Whether scouts can get past Muhammad's lack of size for the small forward position and a perceived lack of explosiveness is another matter. He's a lottery pick, but a strong NCAA Tournament might bump him up a few spots.
Alex Poythress, FR, Kentucky: When this 6-foot-7, 240-pound athlete comes ready to rumble, he's tough to handle because of his inside-outside ability. Kentucky fans thought they were getting an extraordinary talent along the lines of Anthony Davis or Michael Kidd-Gilchrist. After scoring eight points in the Wildcats' opener against Maryland, Poythress notched 20 or more in his next four games, including 20 against Duke.
Here's the frustrating part: he's scored 20 or more only twice since, and he's been held to single digits 11 times, including a string of five consecutive Southeastern Conference games in February.
Kentucky coach John Calipari would like to see Poythress' engine stuck on full throttle. So would NBA scouts.
Jeff Withey, SR, Kansas: Not many college players are capable of putting together a triple-double. Withey bagged one this season and came within one blocked shot of another last week against West Virginia.
The lanky 7-footer's forte is blocking shots -- he's rejected four or more 15 times this season, including a personal best of 12 in his triple-double game against San Jose State -- but he's become an increasingly more reliable offensive presence.
In winning two consecutive Big 12 Player of the Week awards last month, Withey averaged 16.5 points and shot 50 percent from the field in four games. Last Saturday against West Virginia, he made 7 of 8 shots, including three face-up jumpers.
There's no doubt Withey has an NBA-level skill. If scouts didn't know it before the 2012 NCAA Tournament, they knew it after Withey helped lead the Jayhawks to the championship game with a tournament-record 31 blocked shots.
If Withey can use the 2013 NCAAs to showcase his offensive skills, he has a chance move up to the middle of the first round.

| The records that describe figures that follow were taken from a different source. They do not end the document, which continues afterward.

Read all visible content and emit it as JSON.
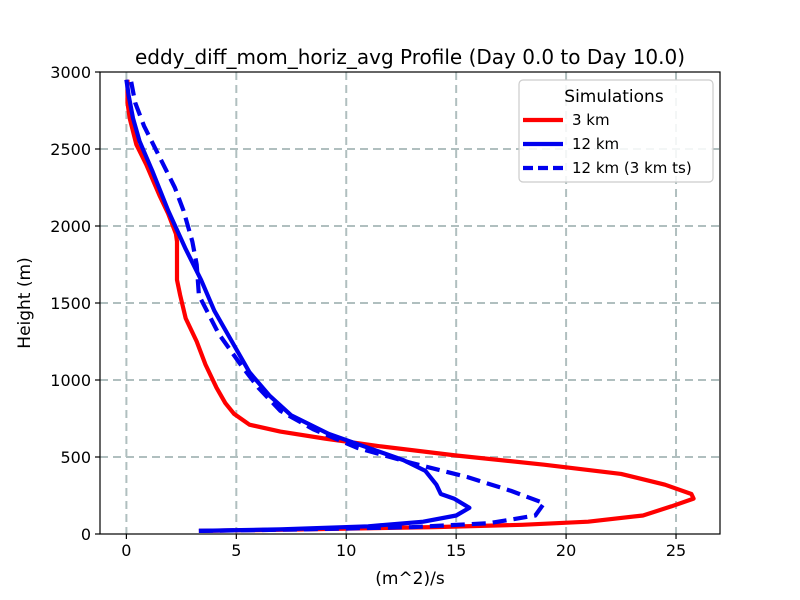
{
  "chart_data": {
    "type": "line",
    "title": "eddy_diff_mom_horiz_avg Profile (Day 0.0 to Day 10.0)",
    "xlabel": "(m^2)/s",
    "ylabel": "Height (m)",
    "xlim": [
      -1.2,
      27.0
    ],
    "ylim": [
      0,
      3000
    ],
    "xticks": [
      0,
      5,
      10,
      15,
      20,
      25
    ],
    "yticks": [
      0,
      500,
      1000,
      1500,
      2000,
      2500,
      3000
    ],
    "grid": true,
    "legend": {
      "title": "Simulations",
      "placement": "upper-right"
    },
    "series": [
      {
        "name": "3 km",
        "color": "#ff0000",
        "dash": "solid",
        "points": [
          [
            3.3,
            20
          ],
          [
            8,
            30
          ],
          [
            14,
            45
          ],
          [
            18,
            60
          ],
          [
            21,
            80
          ],
          [
            23.5,
            120
          ],
          [
            24.8,
            180
          ],
          [
            25.8,
            230
          ],
          [
            25.7,
            260
          ],
          [
            24.5,
            320
          ],
          [
            22.5,
            390
          ],
          [
            19,
            450
          ],
          [
            15,
            510
          ],
          [
            11.5,
            570
          ],
          [
            9,
            620
          ],
          [
            7,
            665
          ],
          [
            5.6,
            710
          ],
          [
            4.9,
            780
          ],
          [
            4.5,
            850
          ],
          [
            4.1,
            950
          ],
          [
            3.6,
            1100
          ],
          [
            3.2,
            1250
          ],
          [
            2.7,
            1400
          ],
          [
            2.45,
            1550
          ],
          [
            2.3,
            1650
          ],
          [
            2.3,
            1900
          ],
          [
            2.25,
            1950
          ],
          [
            1.9,
            2080
          ],
          [
            1.5,
            2200
          ],
          [
            0.9,
            2400
          ],
          [
            0.45,
            2530
          ],
          [
            0.15,
            2700
          ],
          [
            0.05,
            2800
          ],
          [
            0.05,
            2950
          ]
        ]
      },
      {
        "name": "12 km",
        "color": "#0000ee",
        "dash": "solid",
        "points": [
          [
            3.3,
            20
          ],
          [
            7,
            30
          ],
          [
            11,
            50
          ],
          [
            13.5,
            80
          ],
          [
            15,
            120
          ],
          [
            15.6,
            170
          ],
          [
            14.9,
            230
          ],
          [
            14.3,
            260
          ],
          [
            14.1,
            320
          ],
          [
            13.6,
            410
          ],
          [
            12.6,
            480
          ],
          [
            11,
            560
          ],
          [
            9.2,
            650
          ],
          [
            7.5,
            770
          ],
          [
            6.5,
            900
          ],
          [
            5.6,
            1050
          ],
          [
            4.8,
            1250
          ],
          [
            4.0,
            1450
          ],
          [
            3.4,
            1650
          ],
          [
            2.7,
            1850
          ],
          [
            1.9,
            2100
          ],
          [
            1.2,
            2350
          ],
          [
            0.6,
            2550
          ],
          [
            0.3,
            2700
          ],
          [
            0.1,
            2850
          ],
          [
            0.0,
            2950
          ]
        ]
      },
      {
        "name": "12 km (3 km ts)",
        "color": "#0000ee",
        "dash": "dashed",
        "points": [
          [
            3.3,
            20
          ],
          [
            8,
            30
          ],
          [
            13,
            45
          ],
          [
            16.5,
            70
          ],
          [
            18.6,
            120
          ],
          [
            19,
            200
          ],
          [
            17.5,
            280
          ],
          [
            15.5,
            370
          ],
          [
            13,
            460
          ],
          [
            10.5,
            560
          ],
          [
            8.5,
            680
          ],
          [
            7,
            800
          ],
          [
            6,
            950
          ],
          [
            5.2,
            1100
          ],
          [
            4.2,
            1300
          ],
          [
            3.3,
            1550
          ],
          [
            3.2,
            1750
          ],
          [
            3.0,
            1900
          ],
          [
            2.6,
            2100
          ],
          [
            2.2,
            2250
          ],
          [
            1.5,
            2450
          ],
          [
            0.8,
            2650
          ],
          [
            0.4,
            2800
          ],
          [
            0.2,
            2950
          ]
        ]
      }
    ]
  }
}
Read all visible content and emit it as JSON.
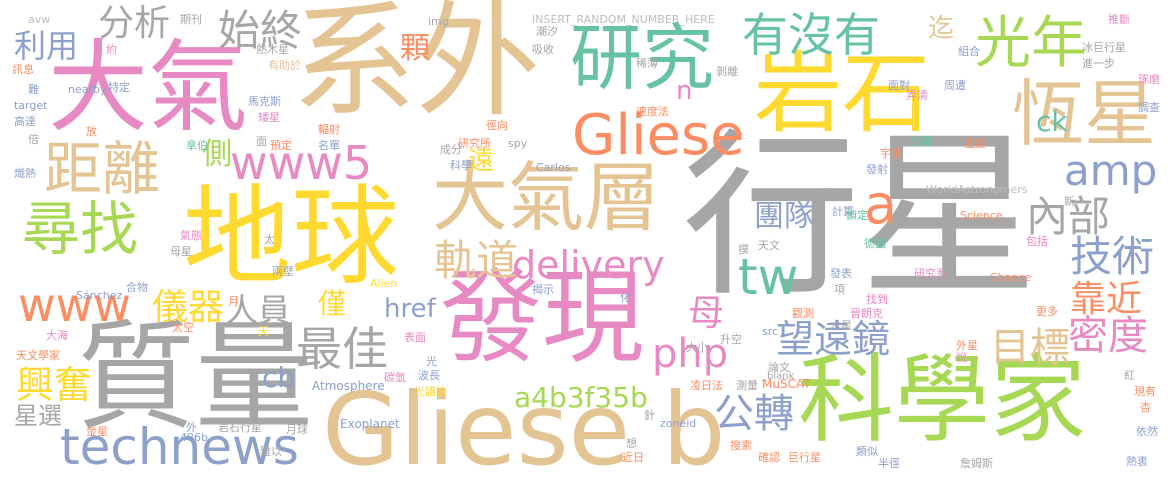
{
  "words": [
    {
      "text": "行星",
      "color": "#a6a6a6"
    },
    {
      "text": "系外",
      "color": "#e5c494"
    },
    {
      "text": "質量",
      "color": "#a6a6a6"
    },
    {
      "text": "地球",
      "color": "#ffd92f"
    },
    {
      "text": "大氣",
      "color": "#e78ac3"
    },
    {
      "text": "發現",
      "color": "#e78ac3"
    },
    {
      "text": "Gliese b",
      "color": "#e5c494"
    },
    {
      "text": "科學家",
      "color": "#a6d854"
    },
    {
      "text": "岩石",
      "color": "#ffd92f"
    },
    {
      "text": "大氣層",
      "color": "#e5c494"
    },
    {
      "text": "恆星",
      "color": "#e5c494"
    },
    {
      "text": "研究",
      "color": "#66c2a5"
    },
    {
      "text": "Gliese",
      "color": "#fc8d62"
    },
    {
      "text": "technews",
      "color": "#8da0cb"
    },
    {
      "text": "距離",
      "color": "#e5c494"
    },
    {
      "text": "尋找",
      "color": "#a6d854"
    },
    {
      "text": "www5",
      "color": "#e78ac3"
    },
    {
      "text": "光年",
      "color": "#a6d854"
    },
    {
      "text": "有沒有",
      "color": "#66c2a5"
    },
    {
      "text": "最佳",
      "color": "#a6a6a6"
    },
    {
      "text": "www",
      "color": "#fc8d62"
    },
    {
      "text": "delivery",
      "color": "#e78ac3"
    },
    {
      "text": "a",
      "color": "#fc8d62"
    },
    {
      "text": "tw",
      "color": "#66c2a5"
    },
    {
      "text": "軌道",
      "color": "#e5c494"
    },
    {
      "text": "始終",
      "color": "#a6a6a6"
    },
    {
      "text": "amp",
      "color": "#8da0cb"
    },
    {
      "text": "內部",
      "color": "#a6a6a6"
    },
    {
      "text": "技術",
      "color": "#8da0cb"
    },
    {
      "text": "密度",
      "color": "#e78ac3"
    },
    {
      "text": "望遠鏡",
      "color": "#8da0cb"
    },
    {
      "text": "php",
      "color": "#e78ac3"
    },
    {
      "text": "目標",
      "color": "#e5c494"
    },
    {
      "text": "靠近",
      "color": "#fc8d62"
    },
    {
      "text": "公轉",
      "color": "#8da0cb"
    },
    {
      "text": "儀器",
      "color": "#ffd92f"
    },
    {
      "text": "人員",
      "color": "#a6a6a6"
    },
    {
      "text": "a4b3f35b",
      "color": "#a6d854"
    },
    {
      "text": "團隊",
      "color": "#8da0cb"
    },
    {
      "text": "母",
      "color": "#e78ac3"
    },
    {
      "text": "僅",
      "color": "#ffd92f"
    },
    {
      "text": "href",
      "color": "#8da0cb"
    },
    {
      "text": "興奮",
      "color": "#ffd92f"
    },
    {
      "text": "分析",
      "color": "#a6a6a6"
    },
    {
      "text": "利用",
      "color": "#8da0cb"
    },
    {
      "text": "cb",
      "color": "#8da0cb"
    },
    {
      "text": "側",
      "color": "#a6d854"
    },
    {
      "text": "顆",
      "color": "#fc8d62"
    },
    {
      "text": "遠",
      "color": "#ffd92f"
    },
    {
      "text": "星選",
      "color": "#a6a6a6"
    },
    {
      "text": "ck",
      "color": "#66c2a5"
    },
    {
      "text": "n",
      "color": "#e78ac3"
    },
    {
      "text": "迄",
      "color": "#e5c494"
    },
    {
      "text": "INSERT_RANDOM_NUMBER_HERE",
      "color": "#bdbdbd"
    },
    {
      "text": "WorldAstronomers",
      "color": "#bdbdbd"
    },
    {
      "text": "Atmosphere",
      "color": "#8da0cb"
    },
    {
      "text": "Exoplanet",
      "color": "#8da0cb"
    },
    {
      "text": "MuSCAT",
      "color": "#fc8d62"
    },
    {
      "text": "Science",
      "color": "#fc8d62"
    },
    {
      "text": "Chance",
      "color": "#fc8d62"
    },
    {
      "text": "Sánchez",
      "color": "#8da0cb"
    },
    {
      "text": "Carlos",
      "color": "#8da0cb"
    },
    {
      "text": "Alien",
      "color": "#ffd92f"
    },
    {
      "text": "zoneid",
      "color": "#8da0cb"
    },
    {
      "text": "_blank",
      "color": "#a6a6a6"
    },
    {
      "text": "src",
      "color": "#8da0cb"
    },
    {
      "text": "img",
      "color": "#a6a6a6"
    },
    {
      "text": "spy",
      "color": "#a6a6a6"
    },
    {
      "text": "target",
      "color": "#8da0cb"
    },
    {
      "text": "nearby",
      "color": "#8da0cb"
    },
    {
      "text": "avw",
      "color": "#bdbdbd"
    },
    {
      "text": "486b",
      "color": "#8da0cb"
    },
    {
      "text": "期刊",
      "color": "#a6a6a6"
    },
    {
      "text": "約",
      "color": "#e78ac3"
    },
    {
      "text": "熱木星",
      "color": "#a6a6a6"
    },
    {
      "text": "有助於",
      "color": "#e5c494"
    },
    {
      "text": "特定",
      "color": "#8da0cb"
    },
    {
      "text": "訊息",
      "color": "#fc8d62"
    },
    {
      "text": "難",
      "color": "#8da0cb"
    },
    {
      "text": "高達",
      "color": "#8da0cb"
    },
    {
      "text": "倍",
      "color": "#a6a6a6"
    },
    {
      "text": "熾熱",
      "color": "#8da0cb"
    },
    {
      "text": "馬克斯",
      "color": "#8da0cb"
    },
    {
      "text": "矮星",
      "color": "#e78ac3"
    },
    {
      "text": "預定",
      "color": "#fc8d62"
    },
    {
      "text": "輻射",
      "color": "#fc8d62"
    },
    {
      "text": "名單",
      "color": "#8da0cb"
    },
    {
      "text": "拿伯",
      "color": "#66c2a5"
    },
    {
      "text": "面",
      "color": "#a6a6a6"
    },
    {
      "text": "放",
      "color": "#fc8d62"
    },
    {
      "text": "吸收",
      "color": "#a6a6a6"
    },
    {
      "text": "潮汐",
      "color": "#a6a6a6"
    },
    {
      "text": "稀薄",
      "color": "#a6a6a6"
    },
    {
      "text": "剝離",
      "color": "#a6a6a6"
    },
    {
      "text": "速度法",
      "color": "#fc8d62"
    },
    {
      "text": "徑向",
      "color": "#fc8d62"
    },
    {
      "text": "研究所",
      "color": "#fc8d62"
    },
    {
      "text": "成分",
      "color": "#a6a6a6"
    },
    {
      "text": "科學",
      "color": "#8da0cb"
    },
    {
      "text": "面對",
      "color": "#8da0cb"
    },
    {
      "text": "弄清",
      "color": "#e78ac3"
    },
    {
      "text": "周遭",
      "color": "#8da0cb"
    },
    {
      "text": "金屬",
      "color": "#66c2a5"
    },
    {
      "text": "溫度",
      "color": "#fc8d62"
    },
    {
      "text": "宇宙",
      "color": "#fc8d62"
    },
    {
      "text": "發射",
      "color": "#8da0cb"
    },
    {
      "text": "期盼",
      "color": "#a6a6a6"
    },
    {
      "text": "計算",
      "color": "#8da0cb"
    },
    {
      "text": "鎖定",
      "color": "#66c2a5"
    },
    {
      "text": "德國",
      "color": "#66c2a5"
    },
    {
      "text": "包括",
      "color": "#e78ac3"
    },
    {
      "text": "推斷",
      "color": "#e78ac3"
    },
    {
      "text": "冰巨行星",
      "color": "#a6a6a6"
    },
    {
      "text": "組合",
      "color": "#8da0cb"
    },
    {
      "text": "進一步",
      "color": "#a6a6a6"
    },
    {
      "text": "琢磨",
      "color": "#e78ac3"
    },
    {
      "text": "調查",
      "color": "#8da0cb"
    },
    {
      "text": "新",
      "color": "#a6a6a6"
    },
    {
      "text": "更多",
      "color": "#fc8d62"
    },
    {
      "text": "天文",
      "color": "#a6a6a6"
    },
    {
      "text": "摸",
      "color": "#a6a6a6"
    },
    {
      "text": "發表",
      "color": "#8da0cb"
    },
    {
      "text": "研究系",
      "color": "#e78ac3"
    },
    {
      "text": "項",
      "color": "#a6a6a6"
    },
    {
      "text": "找到",
      "color": "#e78ac3"
    },
    {
      "text": "晉朗克",
      "color": "#e78ac3"
    },
    {
      "text": "觀測",
      "color": "#fc8d62"
    },
    {
      "text": "揭示",
      "color": "#8da0cb"
    },
    {
      "text": "化",
      "color": "#8da0cb"
    },
    {
      "text": "外星",
      "color": "#fc8d62"
    },
    {
      "text": "說",
      "color": "#e78ac3"
    },
    {
      "text": "木星",
      "color": "#a6a6a6"
    },
    {
      "text": "升空",
      "color": "#a6a6a6"
    },
    {
      "text": "大小",
      "color": "#a6a6a6"
    },
    {
      "text": "凌日法",
      "color": "#fc8d62"
    },
    {
      "text": "測量",
      "color": "#a6a6a6"
    },
    {
      "text": "光譜法",
      "color": "#ffd92f"
    },
    {
      "text": "波長",
      "color": "#8da0cb"
    },
    {
      "text": "碳氫",
      "color": "#e78ac3"
    },
    {
      "text": "表面",
      "color": "#e78ac3"
    },
    {
      "text": "光",
      "color": "#8da0cb"
    },
    {
      "text": "太空",
      "color": "#fc8d62"
    },
    {
      "text": "月",
      "color": "#fc8d62"
    },
    {
      "text": "天",
      "color": "#ffd92f"
    },
    {
      "text": "合物",
      "color": "#8da0cb"
    },
    {
      "text": "氣態",
      "color": "#e78ac3"
    },
    {
      "text": "母星",
      "color": "#a6a6a6"
    },
    {
      "text": "太",
      "color": "#a6a6a6"
    },
    {
      "text": "兩壁",
      "color": "#a6a6a6"
    },
    {
      "text": "大海",
      "color": "#e78ac3"
    },
    {
      "text": "天文學家",
      "color": "#fc8d62"
    },
    {
      "text": "金星",
      "color": "#fc8d62"
    },
    {
      "text": "外",
      "color": "#8da0cb"
    },
    {
      "text": "岩石行星",
      "color": "#a6a6a6"
    },
    {
      "text": "月球",
      "color": "#a6a6a6"
    },
    {
      "text": "難以",
      "color": "#a6a6a6"
    },
    {
      "text": "想",
      "color": "#a6a6a6"
    },
    {
      "text": "近日",
      "color": "#fc8d62"
    },
    {
      "text": "搜索",
      "color": "#fc8d62"
    },
    {
      "text": "確認",
      "color": "#fc8d62"
    },
    {
      "text": "巨行星",
      "color": "#fc8d62"
    },
    {
      "text": "類似",
      "color": "#8da0cb"
    },
    {
      "text": "半徑",
      "color": "#8da0cb"
    },
    {
      "text": "詹姆斯",
      "color": "#a6a6a6"
    },
    {
      "text": "熱衷",
      "color": "#8da0cb"
    },
    {
      "text": "依然",
      "color": "#8da0cb"
    },
    {
      "text": "杏",
      "color": "#fc8d62"
    },
    {
      "text": "現有",
      "color": "#fc8d62"
    },
    {
      "text": "紅",
      "color": "#a6a6a6"
    },
    {
      "text": "針",
      "color": "#a6a6a6"
    },
    {
      "text": "論文",
      "color": "#a6a6a6"
    }
  ]
}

Ryan Kelly, SR, Duke: Lest anyone forgot how important Kelly was to the Blue Devils while he was sidelined for 13 games with a foot injury, he provided a none-too-subtle reminder against Miami last Saturday in his first game back. Kelly scored a career-high 36 points and tossed in a career-high seven 3-pointers, and the Blue Devils needed every one of those points to hold off the Hurricanes, 79-76.
"I mean, me saying 'spectacular' or whatever doesn't do his performance justice," Duke coach Mike Krzyzewski said after the game. "One for the ages. Probably as good a performance as any player has had -- a Duke player has had -- in Cameron."
"I thought we prepared for Ryan Kelly," Miami coach Jim Larranaga said. "But obviously not for that Ryan Kelly."
Kelly followed that performance with an 18-point, nine-rebound effort against Virginia Tech.
Considered a second-round pick before he had to sit, Kelly is playing like a first-rounder now. Can he keep it up as Duke makes another NCAA title run?
Cody Zeller, SO, Indiana: Does the consensus preseason national player of the year need to prove anything? Not in the areas of skill, athleticism, touch around the rim and character. But in the NBA, he'll have to go one of two ways. He's either going to have to bulk up and battle in the post or increase his face-up range.
Scouts are worried about Zeller's physicality, or lack thereof. He's occasionally had a tough time dealing with size in the Big Ten. He struggled against Michigan State's tandem of Derrick Nix and Adreian Payne and was worked over by Minnesota's Trevor Mbakwe as the then-No. 1 Hoosiers were upset by the then-struggling Gophers. Ohio State's Eric Ravenel was a little too productive as the Buckeyes dealt the Hoosiers a rare home-court loss on Sunday.
In fairness, Zeller is still young. Mbakwe is a 24-year-old sixth-year senior. Nix, a senior, is a robust 270 pounds.
Zeller has taken only two 3-pointers in two seasons at Indiana. But he's shown range to 15 feet and he's a 75 percent free-throw shooter. The Hoosiers can win the national championship, and NBA scouts will get a better feel for his low-post game, if he brings the physicality deep into March.
Chris Dortch is the editor of the Blue Ribbon College Basketball Yearbook.